To receive a grade of 4 or 5, this higher grade is required on both the assignments and the final report. To pass the assignments the reasoning must be correct and of acceptable quality.

For a grade of 4 the student must show a deeper understanding with a good quality of written explanation. For a grade of 5 the student must give very good solutions with clarity and depth in explanations and some creativity and originality. To pass the final report the student must show a fundamental understanding of the contents of the course, and that the presentation and the contents of the report are correct and possible to understand. For a grade of 4 the student must show a deeper understanding with a good quality of written explanation.

For a grade of 5 the student must demonstrate very good understanding of the contents of the course with clarity and depth in explanations and some creativity and originality.

The course is evaluated through meetings both during and after the course between teachers and student representatives.

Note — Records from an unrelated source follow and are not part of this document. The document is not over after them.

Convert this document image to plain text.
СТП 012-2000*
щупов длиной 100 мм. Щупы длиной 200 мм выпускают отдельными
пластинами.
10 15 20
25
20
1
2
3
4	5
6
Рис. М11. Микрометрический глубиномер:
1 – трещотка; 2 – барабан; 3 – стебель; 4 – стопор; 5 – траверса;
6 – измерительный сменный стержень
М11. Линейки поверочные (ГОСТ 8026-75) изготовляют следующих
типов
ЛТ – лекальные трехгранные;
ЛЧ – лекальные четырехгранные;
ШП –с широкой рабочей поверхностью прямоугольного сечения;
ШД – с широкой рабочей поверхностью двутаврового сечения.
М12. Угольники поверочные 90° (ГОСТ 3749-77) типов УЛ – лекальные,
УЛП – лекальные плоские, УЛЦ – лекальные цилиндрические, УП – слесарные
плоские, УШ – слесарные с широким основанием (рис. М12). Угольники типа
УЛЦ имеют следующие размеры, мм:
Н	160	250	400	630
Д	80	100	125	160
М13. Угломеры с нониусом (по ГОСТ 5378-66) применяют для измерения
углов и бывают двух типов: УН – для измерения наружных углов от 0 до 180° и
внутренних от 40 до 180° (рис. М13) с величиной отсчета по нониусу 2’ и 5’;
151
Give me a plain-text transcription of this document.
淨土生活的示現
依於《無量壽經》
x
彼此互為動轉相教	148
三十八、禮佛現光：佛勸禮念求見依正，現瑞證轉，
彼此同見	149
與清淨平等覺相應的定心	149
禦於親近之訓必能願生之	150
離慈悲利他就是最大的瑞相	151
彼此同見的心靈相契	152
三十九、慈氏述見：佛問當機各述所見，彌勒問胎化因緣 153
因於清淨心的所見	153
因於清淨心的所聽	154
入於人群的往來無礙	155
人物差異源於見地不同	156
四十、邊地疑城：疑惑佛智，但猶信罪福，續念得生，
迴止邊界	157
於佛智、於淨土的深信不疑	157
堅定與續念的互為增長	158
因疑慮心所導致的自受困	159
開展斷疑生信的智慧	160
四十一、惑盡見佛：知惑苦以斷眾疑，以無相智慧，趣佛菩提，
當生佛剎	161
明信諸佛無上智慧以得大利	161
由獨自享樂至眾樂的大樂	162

Further, an anonymous questionnaire is used to ensure written information. The outcome of the evaluations serves to improve the course by indication which parts could be added, improved, changed or removed.

Knowledge of probability/statistics is recommended but is not necessary to follow the course.

The course is a joint course together with Chalmers

The course replaces the course DIT992, 7.5 credits. The course cannot be included in a degree which contains DIT992. Neither can the course be included in a degree which is based on another degree in which the course DIT992 is included.